Do you need a Wordpress site?
Wordpress powers a staggering 25% of websites today1. This huge market share makes the platform well-known, even to those outside of the web industry. We often have clients come to us asking specifically for a Wordpress website. We wouldn't be doing our job as experts unless we challenged assumptions to ascertain what the client is really trying to achieve. To that end, the first question we usually ask is 'Is Wordpress right for you?'
One size fits none
We love Wordpress. It offers clients a wide range of functionality, excellent extensibility and, as it's so popular, there are an abundance of PHP/Wordpress developers out there to take on additional work if it is requried.
However, there are scenarios where Wordpress may be sub-optimal for a client's objective. Instead of insisting on a Wordpress build, a client could consider some of the alternatives. The web is an iterative industry. Sites can be improved upon and, with some thought at the start of the project, moved to different platforms fairly easily. Here are some examples of situations which may not require a Wordpress build.
The static site
If your content rarely, if ever, changes consider using a static site generator tool. The site can be put live quicker and the templates can always be adapted for Wordpress at a later date.
The e-commerce site
E-commerce is a huge growth area and Wordpress has come along leaps and bounds in the sector, with great plugins like WooCommerce giving a drop-in shopping cart. However, e-commerce in Wordpress is still fairly basic and doesn't offer some of the more complex functionality that a site owner may need to do business. This is usually evident with stock management as most clients will have specific needs when it comes to integration with their systems. Admittedly, most e-commerce solutions have some foibles and rarely offer everything a client will need but, unless the store will be very basic, it pays to invest a bit more and get a site that customers will enjoy using and will keep them coming back; as well as keeping the staff who run the store sane!
While Wordpress allows for extensibilty in the form of plugins, the architecture can make it difficult to create some of the more complex functionality needed by storefronts. Consider adapting a specialist e-commerce software solution or, in the case of very specific needs, developing a custom solution which will do exactly what you need it to.
The web app
We'd all love to create the next Facebook and get some of Zuckerberg's millions. Rushing into implementing your multi-million pound idea on the most popular platform, however, is a recipe for disaster.
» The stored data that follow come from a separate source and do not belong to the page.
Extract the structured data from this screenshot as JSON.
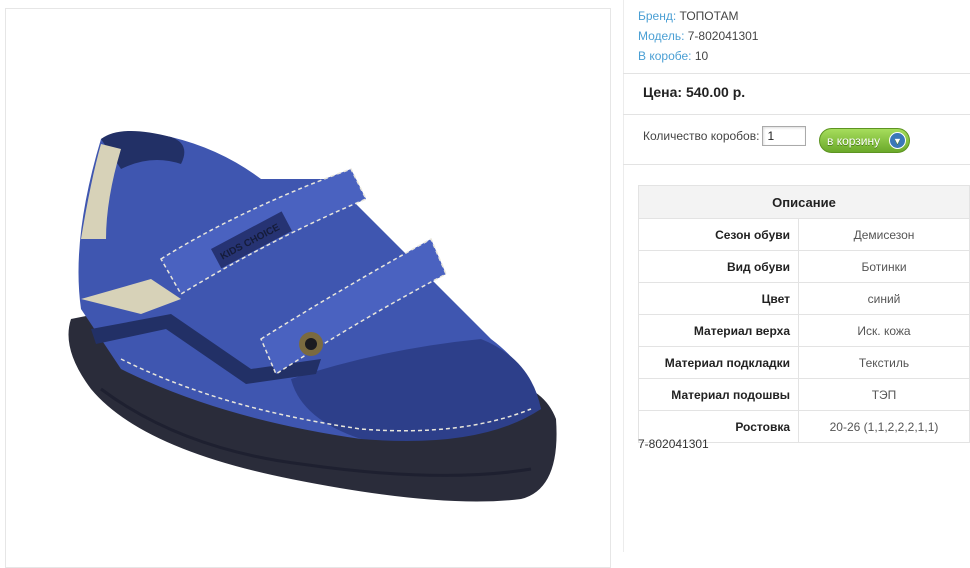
{
  "product": {
    "brand_label": "Бренд:",
    "brand_value": "ТОПОТАМ",
    "model_label": "Модель:",
    "model_value": "7-802041301",
    "box_label": "В коробе:",
    "box_value": "10",
    "price": "Цена: 540.00 р.",
    "quantity_label": "Количество коробов:",
    "quantity_value": "1",
    "cart_button": "в корзину",
    "sku": "7-802041301",
    "image_text_1": "KIDS CHOICE",
    "image_text_2": "CASUAL"
  },
  "specs": {
    "title": "Описание",
    "rows": [
      {
        "key": "Сезон обуви",
        "value": "Демисезон"
      },
      {
        "key": "Вид обуви",
        "value": "Ботинки"
      },
      {
        "key": "Цвет",
        "value": "синий"
      },
      {
        "key": "Материал верха",
        "value": "Иск. кожа"
      },
      {
        "key": "Материал подкладки",
        "value": "Текстиль"
      },
      {
        "key": "Материал подошвы",
        "value": "ТЭП"
      },
      {
        "key": "Ростовка",
        "value": "20-26 (1,1,2,2,2,1,1)"
      }
    ]
  },
  "colors": {
    "label_blue": "#4a9fd4",
    "cart_green": "#6ba92a",
    "shoe_blue": "#3f56b0",
    "sole_dark": "#2a2c3a"
  },
  "icons": [
    "cart-icon",
    "product-image"
  ]
}
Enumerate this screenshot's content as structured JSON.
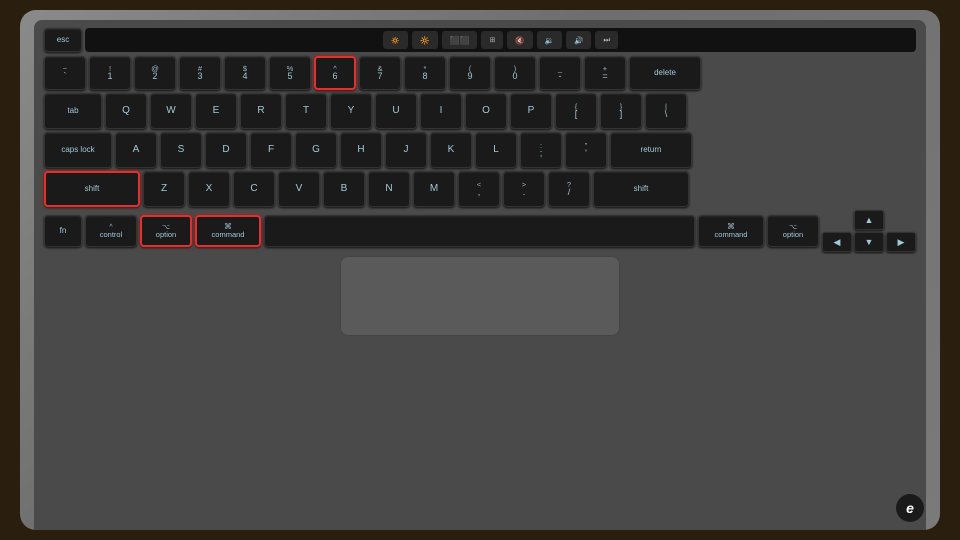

At first it may seem better to use a ubiqitous technology to develop the idea but problems quickly arise when the architecture of Wordpress collides with the direction your app needs to go in. Wordpress' plugins can get you some of the way but to create a scalable app you'll need to go custom. It's this notion of scalability when creating complex applications that requires the use of the most flexible solution available. Wordpress sacrifices some of that flexibility for familiarity.
Wordpress will get you some of the way but the nature of complex web apps requires flexibility. You may be able to choose from a wide range of developers when using Wordpress but the likely need for a custom plugin quickly eliminates the familiarity gained by using Wordpress.
Wordpress is a fantastic platform that covers a wide-range of needs. This is further extended by a large library of plugins. It has a structure which many developers are familiar with and is easy to set up, even for non-developers. However, it can be worth taking a step back at the start of a project and thinking about whether Wordpress is the best choice and seeing what alternatives might be a better fit. Make the tech fit the project and business goals, not the other way around.